In this theses the wheel encoder based odometry was examined. In the Introduction the related works and method were written and a simulation of vehicle model based localization was presented, which shows that a well-calibrated vehicle model is required to ensure the highly accurate pose estimation. The dissertation stars with the theoretical background of Car-like robots, sensors in navigation, vehicle models and the methods of state and parameter estimation.

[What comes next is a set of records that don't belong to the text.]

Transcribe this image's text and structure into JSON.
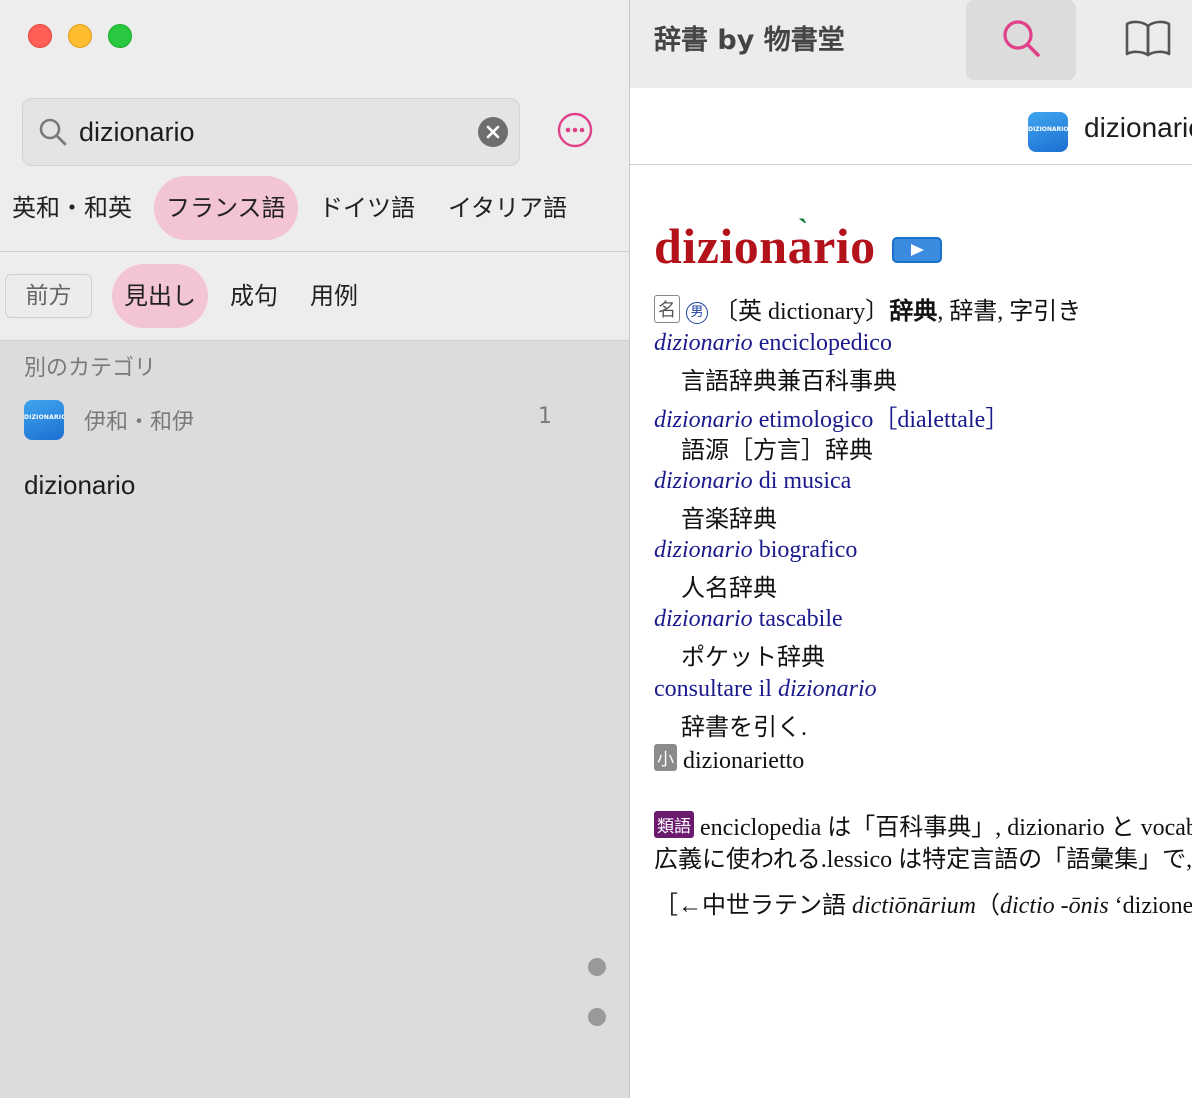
{
  "window": {
    "colors": {
      "accent_pink": "#f3c3d6",
      "headword_red": "#b3121b",
      "link_blue": "#1a1a8c"
    }
  },
  "sidebar": {
    "search": {
      "value": "dizionario",
      "placeholder": ""
    },
    "categories": [
      {
        "label": "英和・和英",
        "active": false
      },
      {
        "label": "フランス語",
        "active": true
      },
      {
        "label": "ドイツ語",
        "active": false
      },
      {
        "label": "イタリア語",
        "active": false
      }
    ],
    "match_mode": {
      "prefix_label": "前方",
      "tabs": [
        {
          "label": "見出し",
          "active": true
        },
        {
          "label": "成句",
          "active": false
        },
        {
          "label": "用例",
          "active": false
        }
      ]
    },
    "other_category_label": "別のカテゴリ",
    "other_category": {
      "icon_text": "DIZIONARIO",
      "name": "伊和・和伊",
      "count": "1"
    },
    "results": [
      "dizionario"
    ]
  },
  "toolbar": {
    "app_title": "辞書 by 物書堂",
    "icons": [
      "search-icon",
      "book-icon"
    ]
  },
  "entry": {
    "header_icon_text": "DIZIONARIO",
    "header_title": "dizionario",
    "headword": "dizionario",
    "accent_mark": "`",
    "pos": "名",
    "gender": "男",
    "definition_prefix": "〔英 dictionary〕",
    "definition_bold": "辞典",
    "definition_rest": ", 辞書, 字引き",
    "examples": [
      {
        "it": "dizionario",
        "rest": " enciclopedico",
        "ja": "言語辞典兼百科事典"
      },
      {
        "it": "dizionario",
        "rest": " etimologico［dialettale］",
        "ja": "語源［方言］辞典"
      },
      {
        "it": "dizionario",
        "rest": " di musica",
        "ja": "音楽辞典"
      },
      {
        "it": "dizionario",
        "rest": " biografico",
        "ja": "人名辞典"
      },
      {
        "it": "dizionario",
        "rest": " tascabile",
        "ja": "ポケット辞典"
      }
    ],
    "example_last": {
      "pre": "consultare il ",
      "it": "dizionario",
      "ja": "辞書を引く."
    },
    "diminutive_badge": "小",
    "diminutive": "dizionarietto",
    "synonym_badge": "類語",
    "synonym_line1": "enciclopedia は「百科事典」, dizionario と vocab",
    "synonym_line2": "広義に使われる.lessico は特定言語の「語彙集」で, no",
    "etymology_pre": "［←中世ラテン語 ",
    "etymology_it1": "dictiōnārium",
    "etymology_mid": "（",
    "etymology_it2": "dictio -ōnis",
    "etymology_post": " ‘dizione"
  }
}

The second chapter starts with a simulation data generation using the Carmaker software. GPS position, magnetic heading and wheel impulse signals were used in a Kalman-filter to state fusion. Due to the necessity of parameter estimation the two-wheel vehicle model was used. The effect of the model and measurement covariances were examined through the simulation data, because ground truth values are available. The wheel circumference parameters are identified by two different methods. The well-known Augmented Kalman-filter handles the parameters as state variables. The results show that the setting of the optimal covariances is difficult, because using high values of model covariances provided similar estimated parameters as the setting of high measurement covariance values. Furthermore can not be realize a fix value of the wheel circumferences, because the values change in every timestamp, thus the actual uncertainty of measurements could cause offset too. After that, a Least Square based estimation was develop. It works in an iterative loop with two layers. The first is a state fusion mentioned before, which provides prior estimated pose data. The aim of second layer is to determine the optimal circumference, which provides the best fit of the preliminary estimated pose to the measurements. The appropriate values of covariances were specified easier in this method. The estimation was executed for 10 different generated noise. The average error of the parameters are only 1.2712 mm, which is 0.0647% of the true value and it is about the half of the result of the other method. However it also needs high manual tuning to determine the optimal covariances. To eliminate this, the first layer was complemented by a varying covariance solution and the odometry errors were used to find the optimal wheel circumferences. This provided 0.8710 mm average circumference error, which only 0.0444%. However the main advantage is that there is only one tuneable parameter in the filter, which responsible for the speed of convergence and the value of this is in a certain range. The fit of the odometry using the optimal parameters is close to perfect to the reference path. These simulation results show that the developed methods are feasible for model identification.
In the Chapter 3 and Chapter 4 the methods were presented on real data, which was recorded from a racecar, which is equipped with GPS, magnetometer, camera and LiDAR too. The landmark outputs of a perception algorithm were used in projection method. The prior displacement of the car between two timestamp was calculated using the odometry model and the result was suitable for data association and fault detection. The output of the projection algorithm is the optimal velocities and sideslip of the vehicle between two timestamp. The method is the general grid search, because the run-time disadvantage is unimportant for us. The average projection error below than 20 mm, and it was examined in detail that the estimated path is certainly more real than the GPS points. The velocity results and raw GPS and magnetometer measurements were used in a state fusion. Finally the iterative parameter estimation algorithm with varying covariances was executed on the raw measurements, the landmark based results and on the state fusion too. Because of the lack of reference wheel circumference the results could not be reliably compared. Therefore the raw measurements were analyzed deeply and approximate true values were calculated, in the case of straight movement. With this the result of the 3 cases was compared. These shows that the odometry fits very well to the landmark based path. The average position error is below than 1.5 m, which is a great result I think considering that the recursive odometry has been used for over 800 meters in a real case. The deviation from the calculated reference is only 7 mm, which is about 0.5%, but it decrease to 1 mm if the sideslip is used too. Therefore the effect of the sideslip in this type of estimation is also significant.